In an earlier blog post, I tried to measure this throttling on a server I own but initially found no effect whatsoever. (Update: The fuller story is that I was the victim of a GNU LIBC bug.)
Vlad offered me test case in C. His test case involves AVX-512 multiplications, while much of the running time is spent on some bubble-sort routine. It can run in both AVX-512 mode and in the regular (non-AVX-512) mode. To be clear, it is not meant to be a demonstration in favour of AVX-512: it is meant to show that AVX-512 can be detrimental.
I did not want to run my tests using my own server this time. So I went to Packet and launched a powerful two-CPU Xeon Gold server (Intel Xeon Gold 5120 CPU @ 2.20GHz). Each of these processors have 14 cores, so we have 28 cores in total. Because of hyperthreading, it supports up to 56 physical threads (running two threads per core).
|threads||AVX-512 disabled||with AVX-512|
|20||8.4 s||7.2 s|
|40||6 s||5.0 s|
|80||5.7 s||4.7 s|
In an earlier test, I was using an older compiler (GCC 5) and when exceeding the number of physically supported threads (56), I was getting poorer results, especially with AVX-512. I am not sure why that would be but I suspect it is not related to throttling; it might have to do with context switching and register initialization (though that is speculation on my part).

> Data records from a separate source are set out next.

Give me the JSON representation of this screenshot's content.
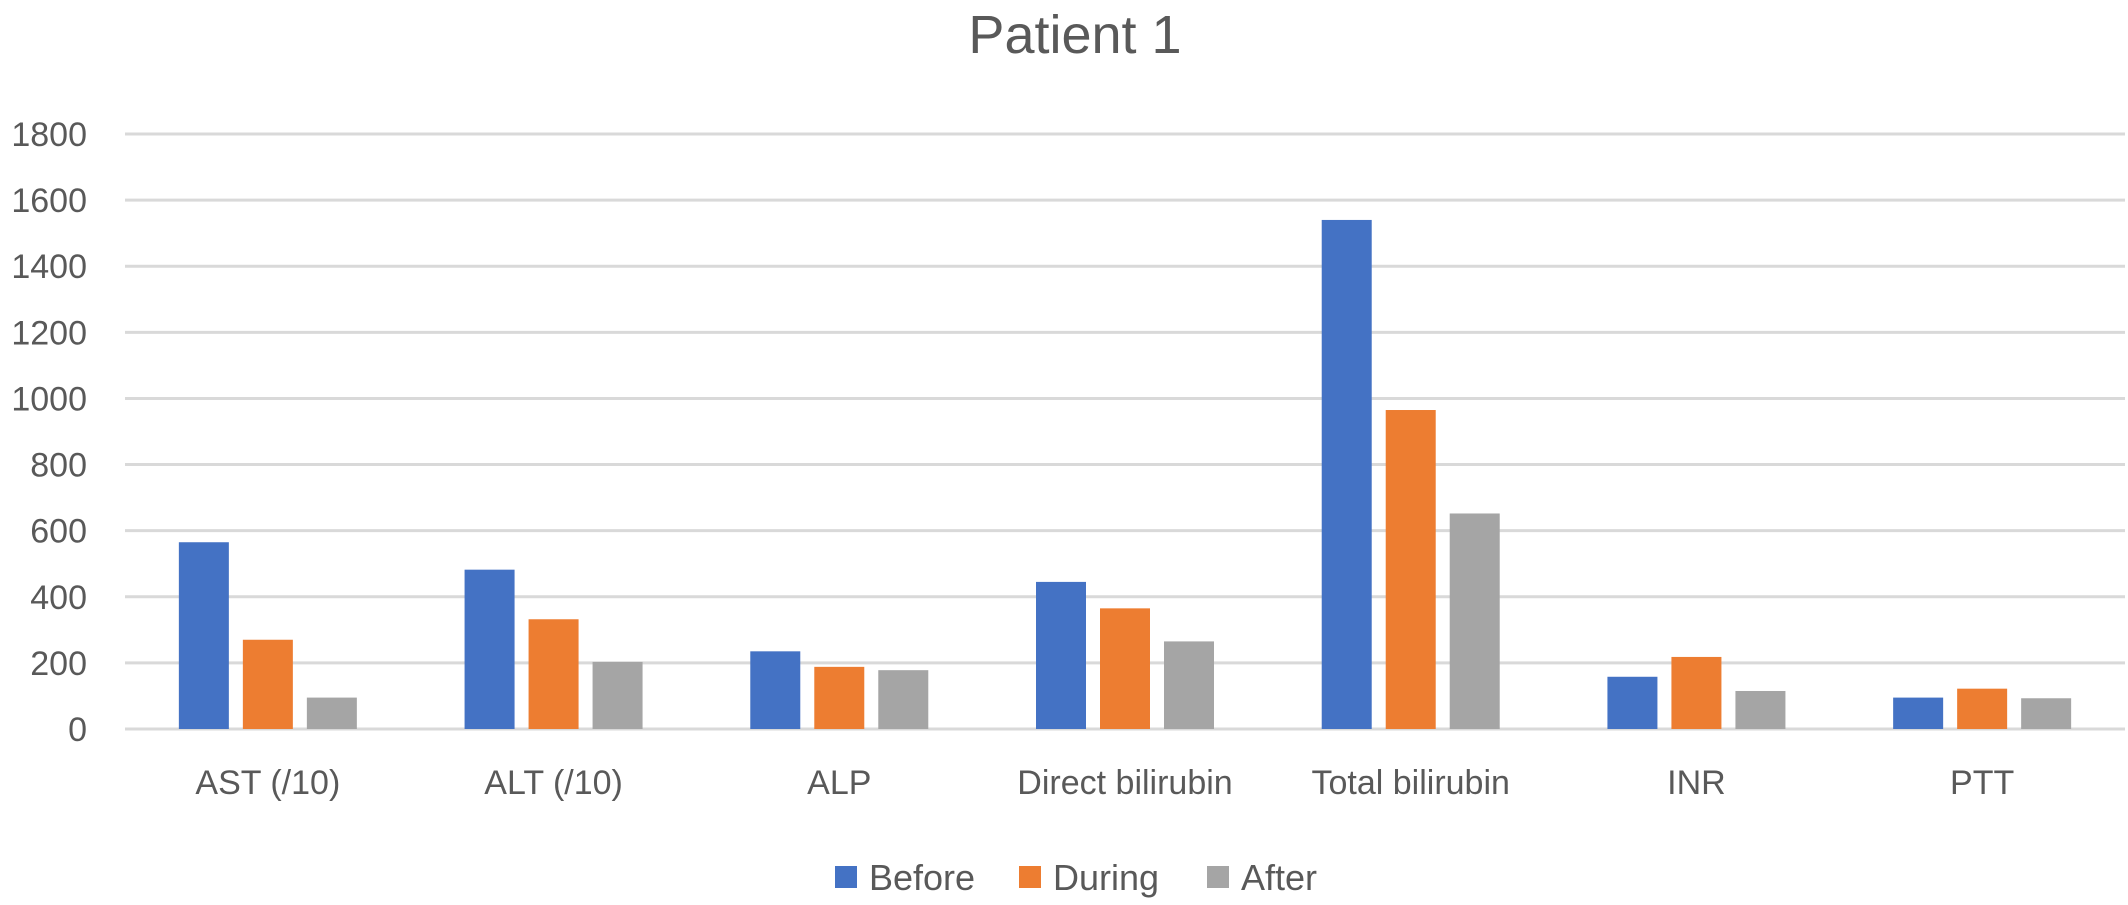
{
  "chart_data": {
    "type": "bar",
    "title": "Patient 1",
    "xlabel": "",
    "ylabel": "",
    "ylim": [
      0,
      1800
    ],
    "yticks": [
      0,
      200,
      400,
      600,
      800,
      1000,
      1200,
      1400,
      1600,
      1800
    ],
    "grid": true,
    "legend_position": "bottom",
    "categories": [
      "AST (/10)",
      "ALT (/10)",
      "ALP",
      "Direct bilirubin",
      "Total bilirubin",
      "INR",
      "PTT"
    ],
    "series": [
      {
        "name": "Before",
        "color": "#4472c4",
        "values": [
          565,
          482,
          235,
          445,
          1540,
          158,
          95
        ]
      },
      {
        "name": "During",
        "color": "#ed7d31",
        "values": [
          270,
          332,
          188,
          365,
          965,
          218,
          122
        ]
      },
      {
        "name": "After",
        "color": "#a5a5a5",
        "values": [
          95,
          203,
          178,
          265,
          652,
          115,
          93
        ]
      }
    ]
  }
}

In my latest test, I use a more recent compiler (GCC 7). As you can see, the AVX-512 version is always faster. Otherwise, I see no negative effect from the application of AVX-512. If there is throttling, it appears that the benefits of AVX-512 offset it.
My code is available along with all the scripts and the outputs for your inspection. You should be able to reproduce my results. It is not like Xeon Gold processors are magical faeries: anyone can grab an instance. For the record, the bill I got from Packet was $2.
Update: Later, Travis Downs reviewed this benchmark and found that it was almost designed to make AVX-512 look good. If one changes the parameters, it is easy to measure the throttling effect.
Note: I have no conflict of interest to disclose. I do not own Intel stock.
Instructions: On Packet, hit “deploy servers”. Choose Sunnyvale CA and choose m2.xlarge.x86. I went with the latest Ubuntu (18.04). You can then access it through ssh. It is a pain that GCC is not already installed once the server is deployed, so that sudo apt-get install gcc fails. I fixed the problem by prepending “us.” to hyperlinks in /etc/apt/sources.list and running sudo apt-get update. (You may achieve this result with sudo sed -i 's|http://|http://us.|g' /etc/apt/sources.list.)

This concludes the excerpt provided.